Old theories die hard and my fellow business school Dean Mark Zupan makes that clear in his blog post on my book and articles. Apparently there is no problem with stock-based compensation. It is the answer. The problems are dismissed with the modest admission that "expectations do not always prove to be accurate." Not a problem for Dean Zupan.
The fact that expectations do not always prove to be accurate turns out to be pretty crucial. Their massive inaccuracy creates a wonderful opportunity for CEOs to exploit mismatches between reality and expectations to profit monumentally. If a CEO can get expectations to go from $50/share to $20/share and back up to $50/share, he can make a fortune on his stock options granted at $20/share while shareholders don't make a dollar from $50/share to $50/share. And manipulating expectations is child's play in contrast to altering the real performance of the company.
Dean Zupan's commentary is typical of the apologists of the current theory. He doesn't cite a single fact or statistic in making his theoretical point. That is safe territory. In theory his argument holds: expectations hue closely to reality so they are a great proxy for reality all the time. Sadly, it doesn't manage to help us understand why expectations swung so wildly from an index of 100 at the all-time high of the S&P500 in October 2007 to an index of 43 in March of 2009 and back to an index of 85 in April of 2011. Not much of a parallel with reality from any sensible perspective. But it provided wonderful arbitrage opportunities for clever and willful CEOs.
In addition to providing no data, Dean Zupan tosses in some absolutely false assertions. Check out the following: "More broadly, think about all the reasons why we ended up in the recent economic mess precisely because relevant agents didn't have sufficient skin in the game." I think that most would agree that the behavior and performance of major financial institutions such as AIG, Bank of America, Bear Stearns, Citigroup, Lehman Brothers and Merrill Lynch had more than a little to do with the economic meltdown. Zupan asserts that the problem is that these executives didn't have stock-based "skin in the game" so their interests just weren't aligned with shareholders.
Two clever scholars, Sanjai Bhagat and Brian Bolton (Bank Executive Compensation and Capital Requirements Reform) decided to check this out factually rather than theoretically or impressionistically. They looked at the stock holdings and sales of the 14 CEOs who headed the 14 US financial institutions declared to be "too big to fail" by the US government and given massive amounts of TARP funding to survive. They included the above five mega-losers plus 9 others including Goldman Sachs and Morgan Stanley.
So what did they find? Oops, the 14 CEOs held $6.8 billion of stock in their own financial institution in 2000 (before the crash) -- that would be $485 million per CEO for those of you calculating at home. Interestingly (consistent with the theme of my book), they were active traders, playing the expectations market cleverly to net a profit of $1.8 billion in trades of their stock in their own institution between 2000 and the 2008 crash - on top of their paltry cash compensation of $890 million. And yup, they took it in the teeth in the crash, incurring paper losses of $2.0 billion in the crash. But there weren't too many bake sales. From 2000 through the crash, they were collectively up $649 million and still had $939 million in net stock holdings -- for 14 guys! The rest of the country imploded and they scored $ 46 million per CEO with another $67 million in their stock portfolio.

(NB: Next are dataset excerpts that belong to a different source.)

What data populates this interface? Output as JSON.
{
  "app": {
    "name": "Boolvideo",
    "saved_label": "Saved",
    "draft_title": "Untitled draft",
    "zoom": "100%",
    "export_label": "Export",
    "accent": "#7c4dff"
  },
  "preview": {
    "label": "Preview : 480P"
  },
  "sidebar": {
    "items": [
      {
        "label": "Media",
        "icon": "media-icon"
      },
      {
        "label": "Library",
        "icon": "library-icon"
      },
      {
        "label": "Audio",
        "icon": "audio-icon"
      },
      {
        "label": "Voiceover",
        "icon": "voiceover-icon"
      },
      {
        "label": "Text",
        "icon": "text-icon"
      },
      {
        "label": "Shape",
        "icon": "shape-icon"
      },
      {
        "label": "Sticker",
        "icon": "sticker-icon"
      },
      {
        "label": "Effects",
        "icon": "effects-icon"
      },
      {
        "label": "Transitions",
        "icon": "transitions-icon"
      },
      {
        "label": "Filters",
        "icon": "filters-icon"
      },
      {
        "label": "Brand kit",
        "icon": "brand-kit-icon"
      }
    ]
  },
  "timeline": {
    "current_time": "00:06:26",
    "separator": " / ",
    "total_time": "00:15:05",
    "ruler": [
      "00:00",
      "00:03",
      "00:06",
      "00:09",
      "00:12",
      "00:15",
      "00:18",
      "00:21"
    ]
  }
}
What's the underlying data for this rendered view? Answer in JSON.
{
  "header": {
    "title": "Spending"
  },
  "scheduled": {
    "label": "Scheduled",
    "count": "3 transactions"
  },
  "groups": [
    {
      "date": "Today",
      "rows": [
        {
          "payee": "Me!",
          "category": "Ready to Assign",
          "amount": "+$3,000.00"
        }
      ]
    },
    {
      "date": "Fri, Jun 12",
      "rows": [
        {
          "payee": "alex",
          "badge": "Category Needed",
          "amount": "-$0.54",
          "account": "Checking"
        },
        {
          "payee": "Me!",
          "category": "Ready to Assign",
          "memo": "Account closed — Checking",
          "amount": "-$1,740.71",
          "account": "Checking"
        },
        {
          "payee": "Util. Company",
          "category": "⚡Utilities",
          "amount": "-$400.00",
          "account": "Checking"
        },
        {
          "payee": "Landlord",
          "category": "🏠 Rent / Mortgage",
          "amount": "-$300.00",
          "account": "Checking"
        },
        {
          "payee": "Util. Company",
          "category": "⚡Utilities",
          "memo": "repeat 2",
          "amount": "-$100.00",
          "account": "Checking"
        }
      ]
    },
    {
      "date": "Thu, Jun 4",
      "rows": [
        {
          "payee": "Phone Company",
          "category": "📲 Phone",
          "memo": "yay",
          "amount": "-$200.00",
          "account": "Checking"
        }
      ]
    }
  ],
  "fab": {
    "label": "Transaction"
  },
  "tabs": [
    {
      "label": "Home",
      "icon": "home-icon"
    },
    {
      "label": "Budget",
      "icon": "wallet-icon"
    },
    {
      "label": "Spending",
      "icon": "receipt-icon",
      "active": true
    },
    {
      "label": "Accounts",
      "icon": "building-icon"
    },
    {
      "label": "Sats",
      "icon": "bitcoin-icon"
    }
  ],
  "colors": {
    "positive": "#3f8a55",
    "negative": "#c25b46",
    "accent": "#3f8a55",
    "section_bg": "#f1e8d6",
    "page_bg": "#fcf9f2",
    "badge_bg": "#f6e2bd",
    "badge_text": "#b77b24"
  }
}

By any measure (other than Dean Zupan's apparently) they had massive "skin in the game" (what? You want more than $485 million?) and still did ridiculous things that destroyed most of their organizations, yet came out with +$100 million per CEO.
Sadly, we are still in the first stage of the death of the theory and Dean Zupan illustrates brilliantly the first stage: denial. Maybe I will elicit stage two: anger. And then we can move through bargaining and depression to get to where capitalism needs to get: acceptance that the current theory is bankrupt.